A Brief Review of Stress Fractures
“The dreaded black line” refers to an anterior tibia shaft stress fracture which is the most commonly known of all stress fractures. Such injuries can plague athletes of all ages and levels of competition. Running and dancing are common mechanisms, as these fractures are due to overuse and repetitive stresses. While there is a recorded history of fractures in the military, the actual incidence in the general population is unknown.
Bone remodeling is an ongoing process. Normally, the cycle of bone catabolism and anabolism is balanced. The pathophysiology behind stress fractures follows from an imbalance in this cycle. The bone does not have time to repair the damage from repetitive stresses, thus resulting in the fracture.
The majority of stress fractures involve the lower extremity. Examples include: femoral neck, tibia, metatarsals (2nd and 5th), and tarsal navicular.
Symptoms can include a localized area of pain and tenderness, and inability to bear weight on the extremity. For an accurate diagnosis the physician needs to obtain a detailed history and physical exam. Further identification can be made via a combination of X-rays, cat scans (CTs), MRIs, or bone scans.

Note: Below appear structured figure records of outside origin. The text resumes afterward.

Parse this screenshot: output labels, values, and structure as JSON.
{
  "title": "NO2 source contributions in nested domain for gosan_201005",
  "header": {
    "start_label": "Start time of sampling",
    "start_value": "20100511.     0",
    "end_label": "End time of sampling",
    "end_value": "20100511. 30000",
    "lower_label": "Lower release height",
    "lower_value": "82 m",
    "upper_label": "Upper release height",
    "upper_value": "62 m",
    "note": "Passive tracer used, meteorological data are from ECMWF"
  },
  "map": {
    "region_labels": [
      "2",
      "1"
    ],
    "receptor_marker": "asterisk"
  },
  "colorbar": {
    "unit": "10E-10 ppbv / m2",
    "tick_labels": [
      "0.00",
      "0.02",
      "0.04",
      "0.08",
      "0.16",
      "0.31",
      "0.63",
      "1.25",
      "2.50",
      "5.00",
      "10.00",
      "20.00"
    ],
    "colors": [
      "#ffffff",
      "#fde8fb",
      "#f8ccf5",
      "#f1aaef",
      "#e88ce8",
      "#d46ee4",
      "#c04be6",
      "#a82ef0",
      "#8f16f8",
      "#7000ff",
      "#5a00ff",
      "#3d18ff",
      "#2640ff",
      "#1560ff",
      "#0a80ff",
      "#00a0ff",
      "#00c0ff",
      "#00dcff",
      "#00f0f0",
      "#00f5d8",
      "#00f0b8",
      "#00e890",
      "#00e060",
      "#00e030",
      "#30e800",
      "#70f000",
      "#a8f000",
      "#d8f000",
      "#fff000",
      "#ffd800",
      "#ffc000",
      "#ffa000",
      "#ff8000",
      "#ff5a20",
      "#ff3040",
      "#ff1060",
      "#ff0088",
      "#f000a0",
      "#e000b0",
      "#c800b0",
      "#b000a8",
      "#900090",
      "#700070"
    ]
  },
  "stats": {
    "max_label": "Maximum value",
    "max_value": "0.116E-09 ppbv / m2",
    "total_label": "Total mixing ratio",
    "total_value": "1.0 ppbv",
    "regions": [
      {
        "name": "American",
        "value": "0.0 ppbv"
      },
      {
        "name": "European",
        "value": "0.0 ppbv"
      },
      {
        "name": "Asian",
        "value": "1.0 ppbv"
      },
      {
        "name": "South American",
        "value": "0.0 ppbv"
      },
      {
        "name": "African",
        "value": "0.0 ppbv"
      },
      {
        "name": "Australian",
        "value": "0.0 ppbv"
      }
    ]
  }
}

The best form of treatment is prevention, which includes cross-training, appropriate equipment, and a healthy diet. However when a fracture is present, treatment is generally conservative, with a few exceptions (fracture location, duration, special circumstances of elite athletes). Initial management involves rest, avoidance of aggravating activities, and protected weight bearing. Occasionally, bracing or casting is needed. Rehabilitation is used to strengthen the surrounding muscles and joints for future protection of the bone.